English challenged on tertiary education investment

Finance Minister Bill English was challenged about the Government’s level of investment in tertiary education today at Finance 2012, an annual business event organised by Massey University and the Auckland Chamber of Commerce.

Albany Students’ Association president Stephan van Heerden asked Mr English about New Zealand’s newest export industry – graduates – and how tertiary education funding fits into the government’s overall plans for creating a sustainable economy.

“Tertiary funding has gone down in the time that National has been in government and student debt is now at around $16 billion,” said Mr van Heerden. “I understand that the Government’s priority right now is strengthening the economy, but I would like to see education move up the list of priorities as an educated population goes hand in hand with a productive economy.”

Mr English stressed it was important to not “over engineer” the education process because 60 per cent of people end up in jobs that have nothing to do with their qualification. But Mr van Heerden said later that graduates may be taking any job they can get, simply to pay off their debt, and others are heading overseas for the same reason.

Mr van Heerden put his question to the finance minister, following Mr English’s keynote address where he told 160 invited business leaders that running up more debt was not the answer to the government’s finances.

Mr English said the rationale for offering New Zealanders minority stakes in four energy companies and Air New Zealand was to allow the government “to invest in other public assets like modern schools and hospitals, without having to borrow in volatile overseas markets”.

“Our political opponents need to honestly explain to New Zealanders why it would be better to borrow $5-7 billion from overseas lenders at a time when the world is awash with debt and consequent risks,” he said.

But according to Associate Professor David Tripe, a banking specialist from Massey’s School of Economics and Finance, the government has taken the wrong approach to selling the merits of its privatisation plans to the public.

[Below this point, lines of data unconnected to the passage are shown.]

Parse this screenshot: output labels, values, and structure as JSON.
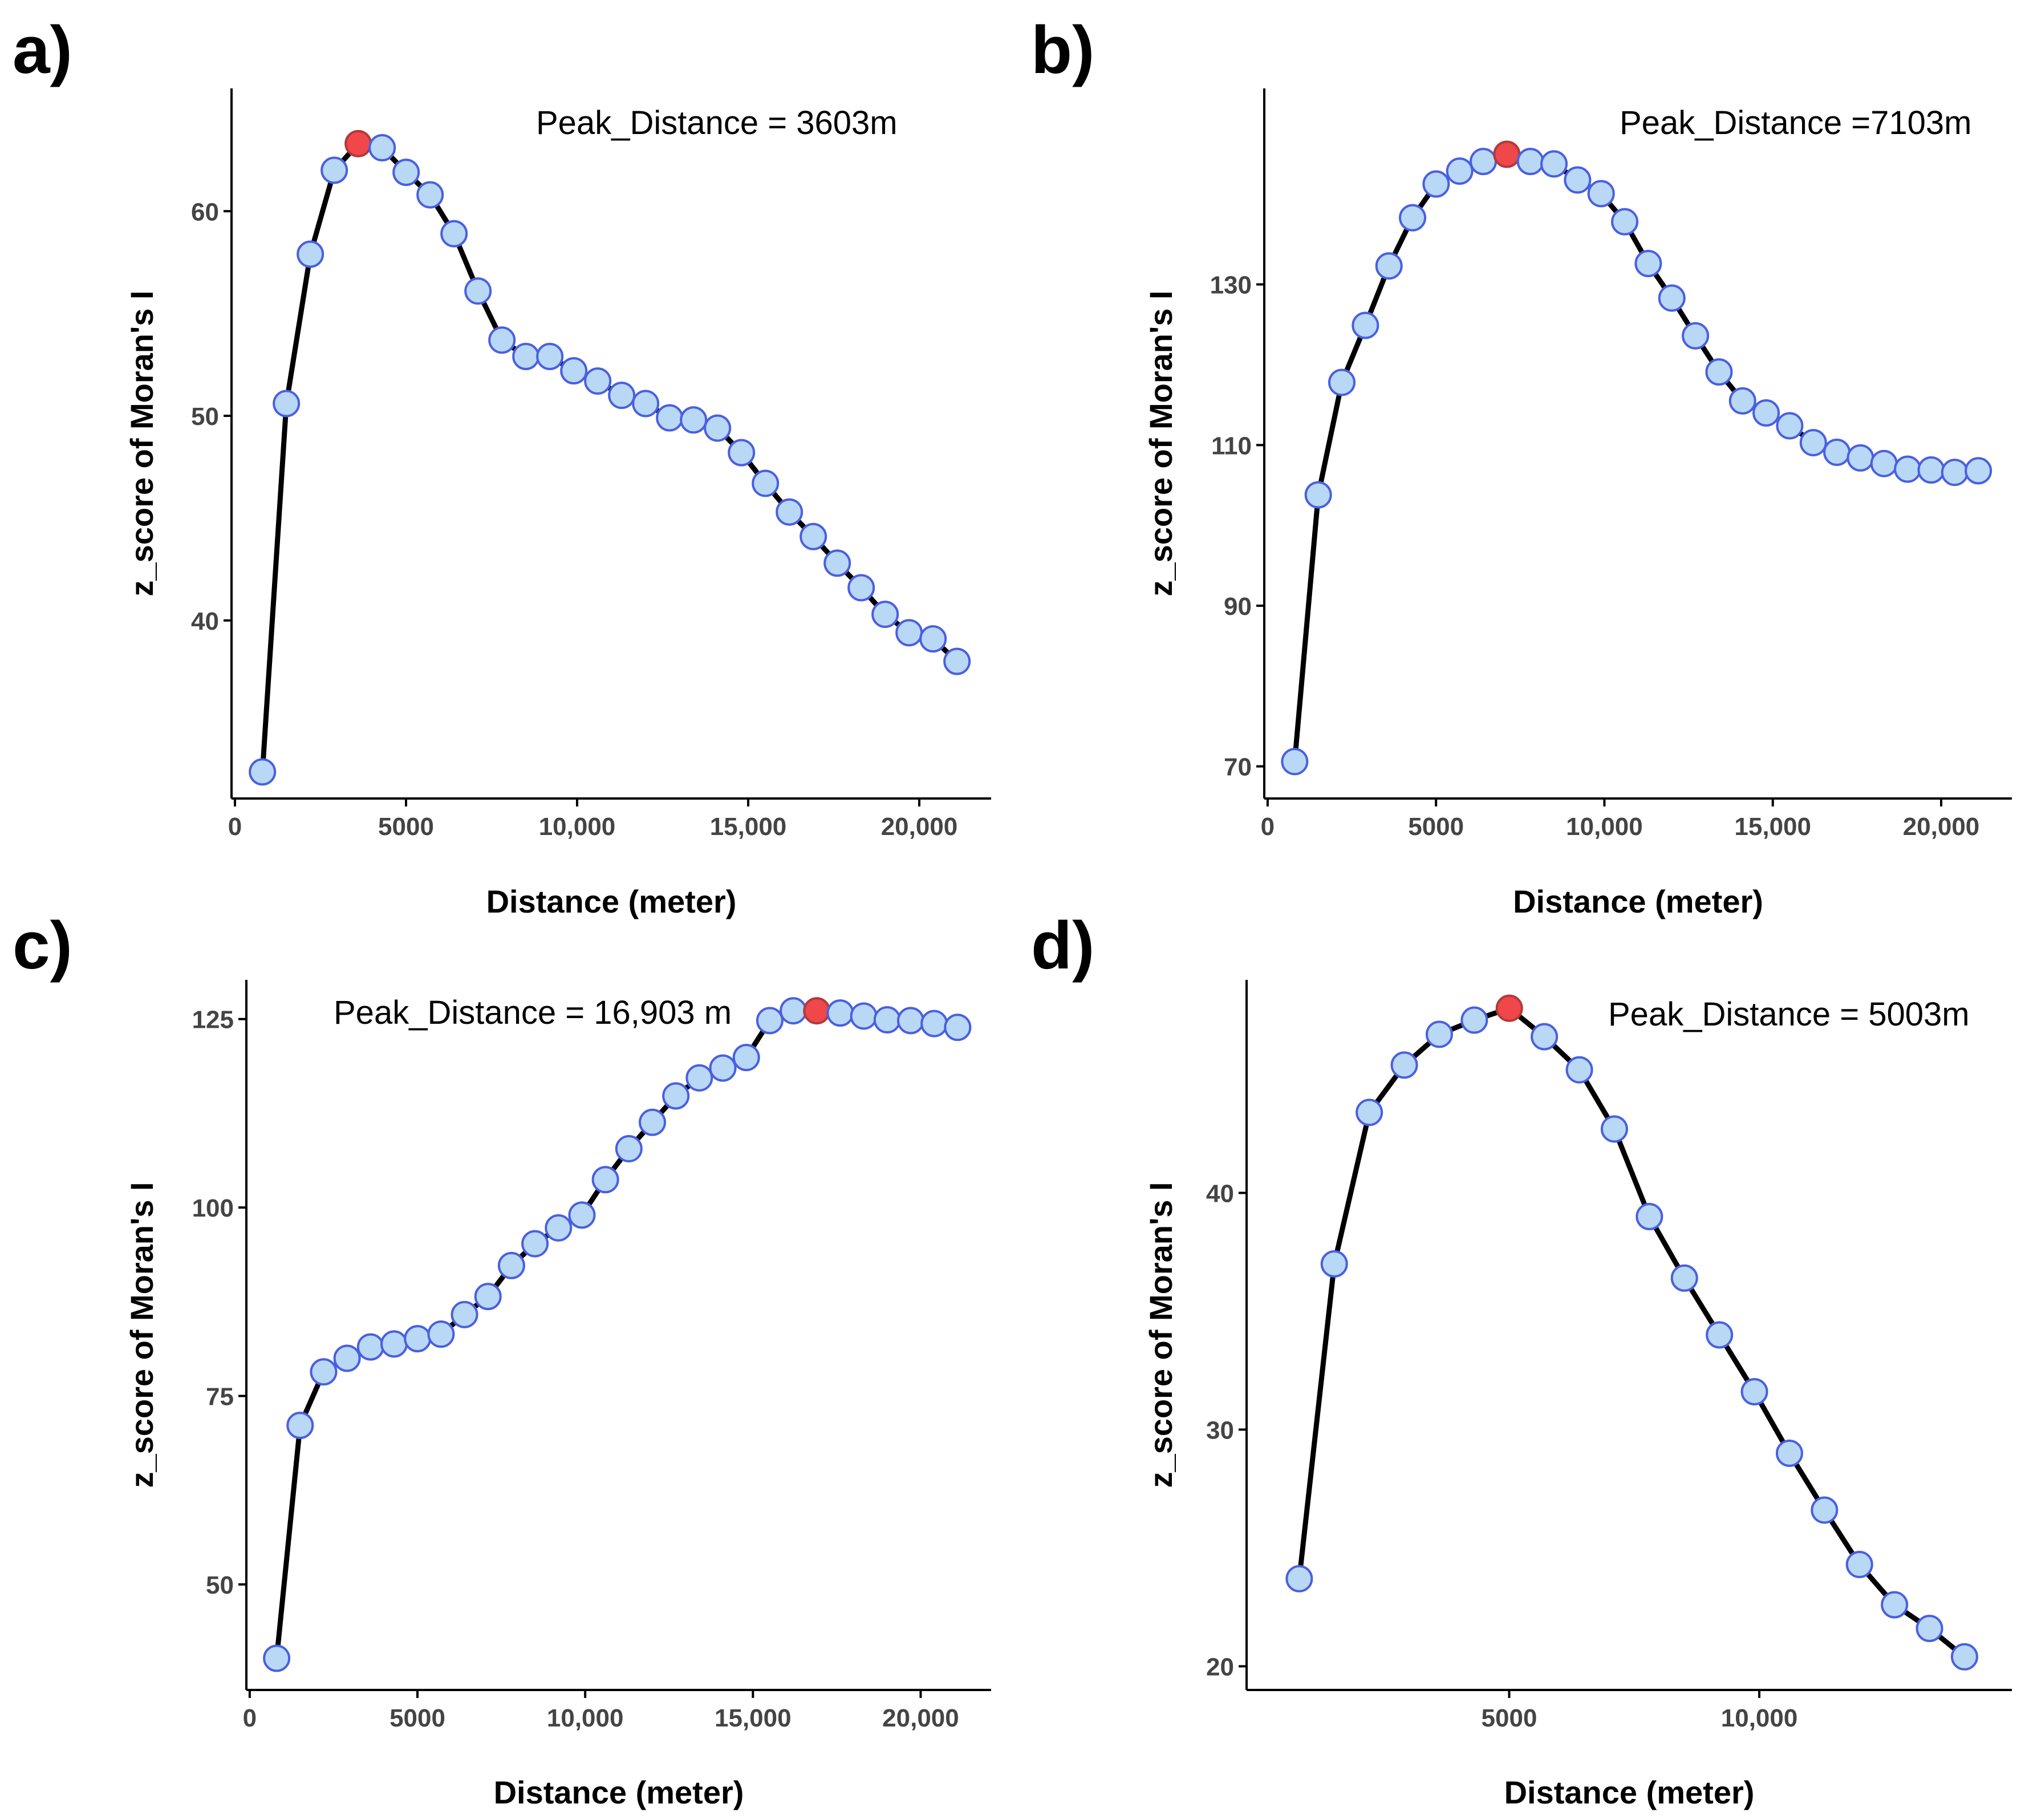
{
  "chart_data": [
    {
      "type": "line",
      "panel_label": "a)",
      "xlabel": "Distance (meter)",
      "ylabel": "z_score of Moran's I",
      "annotation": "Peak_Distance = 3603m",
      "peak_x": 3603,
      "xlim": [
        -100,
        22100
      ],
      "ylim": [
        31.3,
        66.0
      ],
      "xticks": [
        0,
        5000,
        10000,
        15000,
        20000
      ],
      "xtick_labels": [
        "0",
        "5000",
        "10,000",
        "15,000",
        "20,000"
      ],
      "yticks": [
        40,
        50,
        60
      ],
      "ytick_labels": [
        "40",
        "50",
        "60"
      ],
      "x": [
        803,
        1503,
        2203,
        2903,
        3603,
        4303,
        5003,
        5703,
        6403,
        7103,
        7803,
        8503,
        9203,
        9903,
        10603,
        11303,
        12003,
        12703,
        13403,
        14103,
        14803,
        15503,
        16203,
        16903,
        17603,
        18303,
        19003,
        19703,
        20403,
        21103
      ],
      "y": [
        32.6,
        50.6,
        57.9,
        62.0,
        63.3,
        63.1,
        61.9,
        60.8,
        58.9,
        56.1,
        53.7,
        52.9,
        52.9,
        52.2,
        51.7,
        51.0,
        50.6,
        49.9,
        49.8,
        49.4,
        48.2,
        46.7,
        45.3,
        44.1,
        42.8,
        41.6,
        40.3,
        39.4,
        39.1,
        38.0
      ]
    },
    {
      "type": "line",
      "panel_label": "b)",
      "xlabel": "Distance (meter)",
      "ylabel": "z_score of Moran's I",
      "annotation": "Peak_Distance =7103m",
      "peak_x": 7103,
      "xlim": [
        -100,
        22100
      ],
      "ylim": [
        66.0,
        154.4
      ],
      "xticks": [
        0,
        5000,
        10000,
        15000,
        20000
      ],
      "xtick_labels": [
        "0",
        "5000",
        "10,000",
        "15,000",
        "20,000"
      ],
      "yticks": [
        70,
        90,
        110,
        130
      ],
      "ytick_labels": [
        "70",
        "90",
        "110",
        "130"
      ],
      "x": [
        803,
        1503,
        2203,
        2903,
        3603,
        4303,
        5003,
        5703,
        6403,
        7103,
        7803,
        8503,
        9203,
        9903,
        10603,
        11303,
        12003,
        12703,
        13403,
        14103,
        14803,
        15503,
        16203,
        16903,
        17603,
        18303,
        19003,
        19703,
        20403,
        21103
      ],
      "y": [
        70.6,
        103.8,
        117.8,
        124.9,
        132.3,
        138.3,
        142.5,
        144.1,
        145.3,
        146.2,
        145.3,
        145.0,
        143.0,
        141.3,
        137.8,
        132.6,
        128.3,
        123.6,
        119.1,
        115.5,
        114.0,
        112.4,
        110.3,
        109.1,
        108.4,
        107.7,
        107.0,
        106.9,
        106.6,
        106.8
      ]
    },
    {
      "type": "line",
      "panel_label": "c)",
      "xlabel": "Distance (meter)",
      "ylabel": "z_score of Moran's I",
      "annotation": "Peak_Distance = 16,903 m",
      "peak_x": 16903,
      "xlim": [
        -100,
        22100
      ],
      "ylim": [
        36.0,
        130.2
      ],
      "xticks": [
        0,
        5000,
        10000,
        15000,
        20000
      ],
      "xtick_labels": [
        "0",
        "5000",
        "10,000",
        "15,000",
        "20,000"
      ],
      "yticks": [
        50,
        75,
        100,
        125
      ],
      "ytick_labels": [
        "50",
        "75",
        "100",
        "125"
      ],
      "x": [
        803,
        1503,
        2203,
        2903,
        3603,
        4303,
        5003,
        5703,
        6403,
        7103,
        7803,
        8503,
        9203,
        9903,
        10603,
        11303,
        12003,
        12703,
        13403,
        14103,
        14803,
        15503,
        16203,
        16903,
        17603,
        18303,
        19003,
        19703,
        20403,
        21103
      ],
      "y": [
        40.2,
        71.1,
        78.2,
        80.0,
        81.5,
        81.9,
        82.6,
        83.2,
        85.8,
        88.2,
        92.3,
        95.2,
        97.3,
        99.0,
        103.7,
        107.8,
        111.3,
        114.8,
        117.2,
        118.5,
        119.9,
        124.8,
        126.1,
        126.1,
        125.8,
        125.4,
        124.9,
        124.8,
        124.4,
        123.9
      ]
    },
    {
      "type": "line",
      "panel_label": "d)",
      "xlabel": "Distance (meter)",
      "ylabel": "z_score of Moran's I",
      "annotation": "Peak_Distance = 5003m",
      "peak_x": 5003,
      "xlim": [
        -250,
        15050
      ],
      "ylim": [
        19.0,
        49.0
      ],
      "xticks": [
        5000,
        10000
      ],
      "xtick_labels": [
        "5000",
        "10,000"
      ],
      "yticks": [
        20,
        30,
        40
      ],
      "ytick_labels": [
        "20",
        "30",
        "40"
      ],
      "x": [
        803,
        1503,
        2203,
        2903,
        3603,
        4303,
        5003,
        5703,
        6403,
        7103,
        7803,
        8503,
        9203,
        9903,
        10603,
        11303,
        12003,
        12703,
        13403,
        14103
      ],
      "y": [
        23.7,
        37.0,
        43.4,
        45.4,
        46.7,
        47.3,
        47.8,
        46.6,
        45.2,
        42.7,
        39.0,
        36.4,
        34.0,
        31.6,
        29.0,
        26.6,
        24.3,
        22.6,
        21.6,
        20.4
      ]
    }
  ],
  "colors": {
    "line": "#000000",
    "point_fill": "#b9d8f5",
    "point_stroke": "#4a5fe0",
    "peak_fill": "#f0474a",
    "peak_stroke": "#b03a3a"
  }
}
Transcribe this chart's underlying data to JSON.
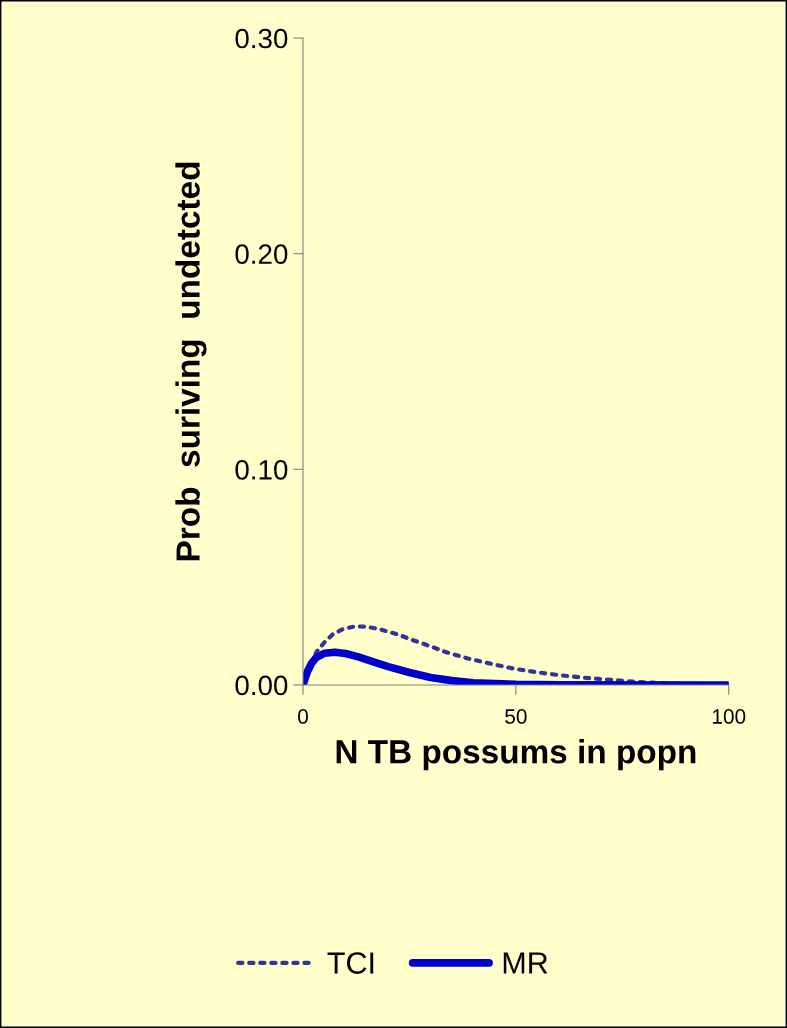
{
  "chart_data": {
    "type": "line",
    "xlabel": "N TB possums in popn",
    "ylabel": "Prob  suriving  undetcted",
    "xlim": [
      0,
      100
    ],
    "xticks": [
      0,
      50,
      100
    ],
    "ylim": [
      0,
      0.3
    ],
    "yticks": [
      {
        "value": 0,
        "label": "0.00"
      },
      {
        "value": 0.1,
        "label": "0.10"
      },
      {
        "value": 0.2,
        "label": "0.20"
      },
      {
        "value": 0.3,
        "label": "0.30"
      }
    ],
    "grid": false,
    "legend": "bottom",
    "series": [
      {
        "name": "TCI",
        "color": "#333399",
        "line_style": "dotted",
        "x": [
          0,
          1,
          2,
          3.2,
          5,
          7,
          9.5,
          12.2,
          14.9,
          17.6,
          20.3,
          23,
          25.5,
          28.1,
          30.8,
          33.3,
          38.7,
          44,
          49.4,
          54.9,
          60.4,
          65.9,
          71.4,
          80,
          90,
          100
        ],
        "values": [
          0,
          0.005,
          0.01,
          0.0154,
          0.0197,
          0.0235,
          0.026,
          0.0272,
          0.027,
          0.026,
          0.0246,
          0.0229,
          0.021,
          0.0192,
          0.0173,
          0.0154,
          0.0123,
          0.0099,
          0.0076,
          0.0059,
          0.0045,
          0.0034,
          0.0025,
          0.0012,
          0.0004,
          0.0001
        ]
      },
      {
        "name": "MR",
        "color": "#0000cc",
        "line_style": "solid",
        "x": [
          0,
          1,
          2,
          3,
          5,
          7.5,
          10,
          13,
          16,
          20,
          25,
          30,
          35,
          40,
          50,
          60,
          100
        ],
        "values": [
          0,
          0.006,
          0.01,
          0.0125,
          0.0147,
          0.0152,
          0.0146,
          0.013,
          0.011,
          0.0085,
          0.0058,
          0.0035,
          0.002,
          0.001,
          0.0003,
          0.0001,
          0
        ]
      }
    ]
  }
}
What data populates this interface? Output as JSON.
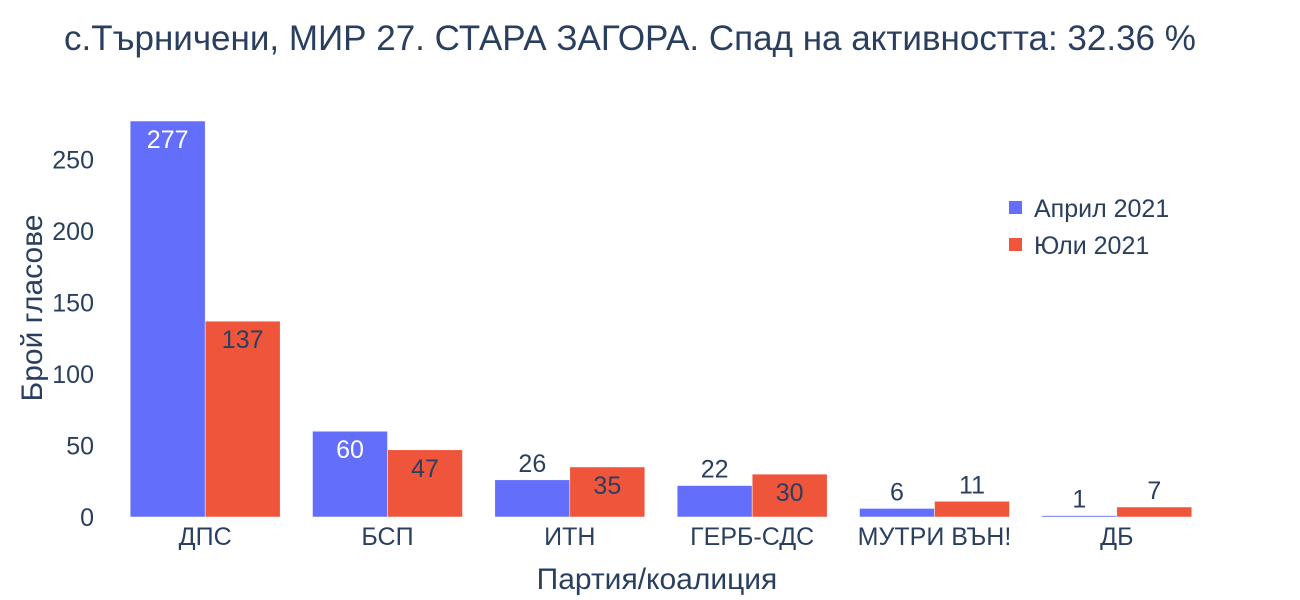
{
  "chart_data": {
    "type": "bar",
    "title": "с.Търничени, МИР 27. СТАРА ЗАГОРА. Спад на активността: 32.36 %",
    "xlabel": "Партия/коалиция",
    "ylabel": "Брой гласове",
    "categories": [
      "ДПС",
      "БСП",
      "ИТН",
      "ГЕРБ-СДС",
      "МУТРИ ВЪН!",
      "ДБ"
    ],
    "series": [
      {
        "name": "Април 2021",
        "color": "#636efa",
        "values": [
          277,
          60,
          26,
          22,
          6,
          1
        ]
      },
      {
        "name": "Юли 2021",
        "color": "#ef553b",
        "values": [
          137,
          47,
          35,
          30,
          11,
          7
        ]
      }
    ],
    "ylim": [
      0,
      290
    ],
    "yticks": [
      0,
      50,
      100,
      150,
      200,
      250
    ],
    "grid": false,
    "legend_position": "top-right"
  }
}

“Part privatisation would boost volume and activity on the New Zealand share market, it is a way for New Zealand businesses to raise funds. I don’t understand why the government is only telling half the story because it makes it much harder to sell the idea.”

Mr English praised Massey and the chamber’s initiative of bringing together academics and business leaders to share ideas about improving the nation’s prosperity.

“Eighteen years ago you wouldn’t have had a university turn up to a business conference, let alone organise one,” Mr English said. “It’s important for universities and business to get together to make practical plans about issues like filling the skills gap.”

Massey Vice-Chancellor Steve Maharey said there was a 25 per cent gap in the skills currently needed in the Auckland region’s workforce. Chamber chief executive Michael Barnett said his staff were working with the Auckland Council to provide work experience for up to 500 young people each year – an idea he hoped would spread.